There were several out right factual errors.:-
Knitted tea-cosyies were fashion household item in the thirties ( and it was a thirties pattern that they showed) although they still appeared in the forties.
Fair–isle is traditionally knitted by weaving in the carried threads as you knit, not looping them across the back .
The poodle bottle covers were, from memory , crocheted not knitted. In this area they could have also looked at toilet paper covers and other items made for church bazaars.
The issue of knitted swimsuits was covered very poorly . You can not test out whether they sag or not using modern yarns. Today’s yarns have been treated so that they wash well, in other words they do not take water up into the body of the yarn. A quick dip in the sea is not sufficient to soak a yarn, even a thirties yarn. Knitted swimsuits sagged when they were wet !!!

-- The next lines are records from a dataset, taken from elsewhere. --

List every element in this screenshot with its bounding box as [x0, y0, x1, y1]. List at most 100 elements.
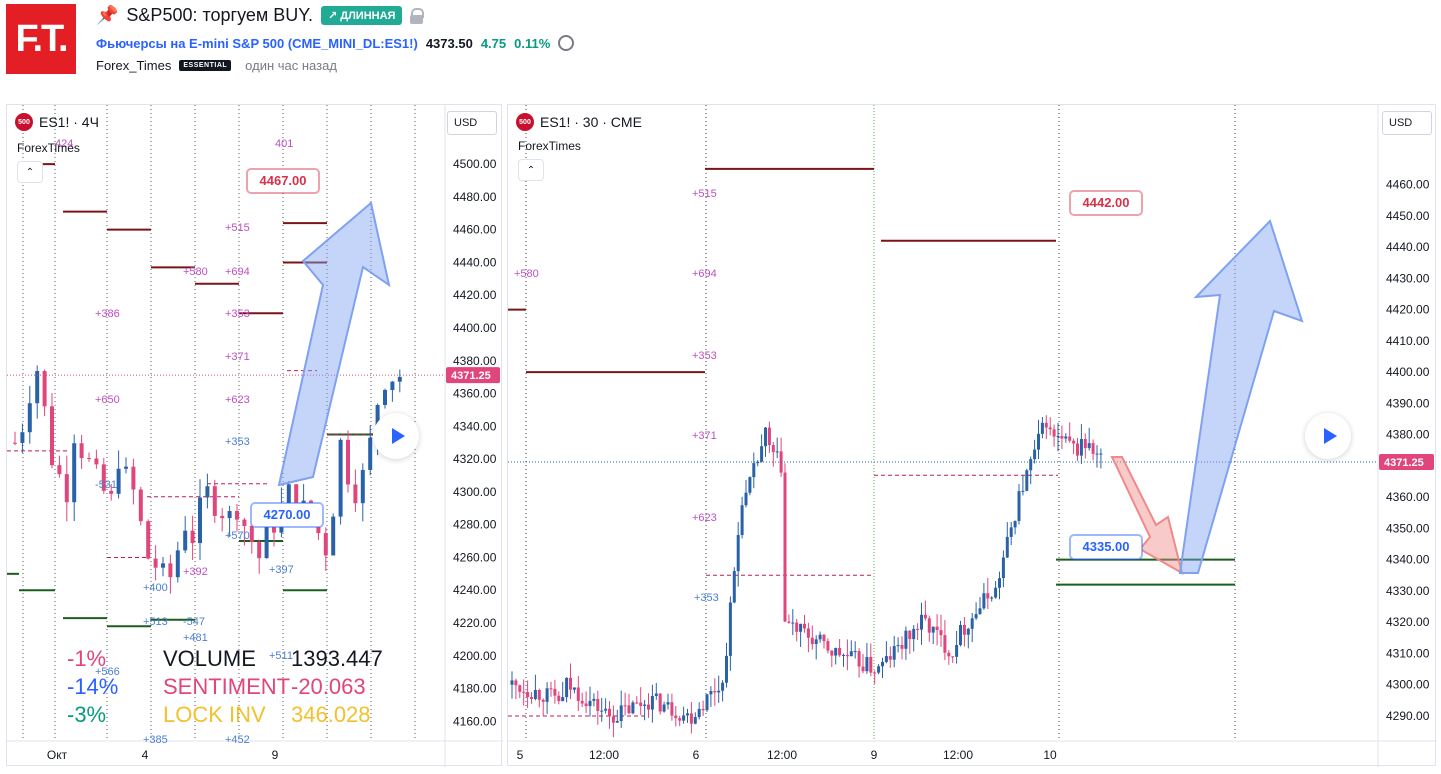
candle-body: [748, 477, 752, 493]
currency-button[interactable]: USD: [1382, 111, 1432, 135]
x-tick-label: Окт: [47, 748, 68, 762]
candle-body: [604, 708, 608, 711]
indicator-name[interactable]: ForexTimes: [518, 139, 581, 153]
legend-symbol[interactable]: ES1! · 4Ч: [39, 114, 99, 130]
level-annotation: +650: [95, 394, 120, 406]
y-tick-label: 4360.00: [1386, 490, 1430, 504]
chart-panel-4h[interactable]: 4160.00 4180.00 4200.00 4220.00 4240.00 4260.…: [6, 104, 503, 767]
level-annotation: -547: [183, 616, 205, 628]
y-tick-label: 4400.00: [1386, 365, 1430, 379]
candle-body: [810, 637, 814, 644]
play-button[interactable]: [1305, 413, 1351, 459]
x-tick-label: 4: [142, 748, 149, 762]
x-tick-label: 9: [272, 748, 279, 762]
candle-body: [131, 466, 136, 490]
candle-body: [205, 486, 210, 498]
candle-body: [639, 702, 643, 706]
y-tick-label: 4440.00: [453, 255, 497, 269]
currency-button[interactable]: USD: [447, 111, 497, 135]
level-annotation: +385: [143, 734, 168, 746]
y-tick-label: 4330.00: [1386, 584, 1430, 598]
candle-body: [190, 530, 195, 544]
candle-body: [588, 700, 592, 707]
candle-body: [1044, 422, 1048, 428]
symbol-link[interactable]: Фьючерсы на E-mini S&P 500 (CME_MINI_DL:…: [96, 35, 418, 51]
level-annotation: +353: [225, 308, 250, 320]
buy-arrow: [277, 201, 391, 487]
chart-4h-canvas[interactable]: 4160.00 4180.00 4200.00 4220.00 4240.00 4260.…: [7, 105, 503, 767]
candle-body: [146, 521, 151, 559]
candle-body: [869, 657, 873, 673]
price-callout-box: [250, 502, 324, 528]
level-annotation: +694: [692, 268, 717, 280]
candle-body: [935, 626, 939, 631]
level-annotation: +353: [694, 592, 719, 604]
candle-body: [787, 621, 791, 623]
legend-symbol[interactable]: ES1! · 30 · CME: [540, 114, 642, 130]
symbol-change: 4.75: [480, 35, 507, 51]
candle-body: [264, 523, 269, 559]
collapse-legend-button[interactable]: ⌃: [17, 161, 43, 183]
candle-body: [955, 645, 959, 657]
candle-body: [526, 692, 530, 698]
candle-body: [873, 672, 877, 674]
candle-body: [109, 490, 114, 494]
level-annotation: +400: [143, 582, 168, 594]
chart-panel-30m[interactable]: 4290.00 4300.00 4310.00 4320.00 4330.00 4340.…: [507, 104, 1437, 767]
alarm-clock-icon[interactable]: [558, 35, 575, 51]
candle-body: [662, 704, 666, 712]
y-tick-label: 4380.00: [1386, 428, 1430, 442]
candle-body: [838, 647, 842, 656]
price-callout-text: 4335.00: [1083, 539, 1130, 554]
y-tick-label: 4420.00: [453, 288, 497, 302]
price-callout-box: [1069, 534, 1143, 560]
y-tick-label: 4300.00: [453, 485, 497, 499]
play-button[interactable]: [373, 413, 419, 459]
last-price-label: 4371.25: [451, 370, 491, 382]
candle-body: [42, 371, 47, 407]
candle-body: [994, 587, 998, 598]
candle-body: [596, 698, 600, 712]
candle-body: [510, 680, 514, 685]
y-tick-label: 4220.00: [453, 616, 497, 630]
author-name[interactable]: Forex_Times: [96, 58, 172, 73]
candle-body: [689, 713, 693, 724]
x-tick-label: 12:00: [943, 748, 973, 762]
candle-body: [818, 634, 822, 640]
candle-body: [627, 705, 631, 714]
volume-row: -3% LOCK INV 346.028: [67, 701, 383, 729]
candle-body: [572, 687, 576, 690]
candle-body: [865, 657, 869, 672]
chart-legend: 500 ES1! · 30 · CME: [516, 113, 642, 131]
candle-body: [397, 376, 402, 382]
author-logo[interactable]: F.T.: [6, 4, 76, 74]
candle-body: [323, 533, 328, 556]
candle-body: [877, 666, 881, 673]
y-tick-label: 4460.00: [453, 223, 497, 237]
candle-body: [1099, 453, 1103, 455]
y-tick-label: 4160.00: [453, 714, 497, 728]
candle-body: [1060, 435, 1064, 439]
level-annotation: +566: [95, 666, 120, 678]
candle-body: [923, 614, 927, 619]
candle-body: [294, 484, 299, 510]
y-tick-label: 4240.00: [453, 583, 497, 597]
volume-name: SENTIMENT: [163, 674, 291, 699]
candle-body: [927, 618, 931, 633]
candle-body: [970, 618, 974, 629]
candle-body: [978, 608, 982, 615]
candle-body: [728, 602, 732, 656]
candle-body: [198, 497, 202, 544]
volume-row: -14% SENTIMENT -20.063: [67, 673, 383, 701]
collapse-legend-button[interactable]: ⌃: [518, 159, 544, 181]
candle-body: [674, 715, 678, 719]
candle-body: [272, 523, 276, 533]
candle-body: [647, 704, 650, 710]
candle-body: [834, 647, 838, 656]
candle-body: [650, 695, 654, 710]
candle-body: [795, 622, 799, 632]
candle-body: [732, 571, 736, 603]
candle-body: [600, 710, 604, 712]
chart-30m-canvas[interactable]: 4290.00 4300.00 4310.00 4320.00 4330.00 4340.…: [508, 105, 1437, 767]
indicator-name[interactable]: ForexTimes: [17, 141, 80, 155]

There were a number of cases of what can only be described as infelicitous editing. The film of the Queen at her Comfort Fund group showed lengthy film of a sewing group. The first extract from the specialist speaking about knitting during the war stated that women knitted because it was relaxing and gave them something else to think about – NO – they knitted because they were supplying essential items for the serving troops. There was a long section on the jumpers belonging to Giles Brandreth, yet no acknowledgement that he was usually considered a bit of a joke and that his sweaters were not fashionable.
The piece on the knitting by POWs was interesting but had little to do with the development of the argument.
There was far too much background film- for example war footage.
And finally the omissions.
There was a comment , quite rightly, about the fact that knitting machines were often abandoned because they were difficult to use, however no similar comment when they showed fashion items from knitting books and women’s magazines. Knitters by these usually for one pattern, igno9ring the more exotic or difficult to knit patterns.
The only designer interviewed was Kaffe Fassett, who said himself that he is not interested in garment shaping. There are a number of British Designers, both past and present who could have been interviewed and would have given a more balanced picture.
While talking about the knitting effort during the war there was no mention of the coupon system, or where the yarn for the comfort fund goods came from or who paid for it,
There was no consideration of the role of knitting wool mills and these days specialist spinners , who provide the yarn for the knitters and also produce the pattern books that most knitters rely on.
There was a brief mention of the fact that in a group all the women had learnt to knit across the generations ( grandmother teaching daughter etc) . This fact was passed over very quickly but it is what makes knitting as a craft different from almost all other activities.
Clearly I could go on and on.
This was a badly made, superficial programme. It did not illustrate the rise of knitting a Fashion item.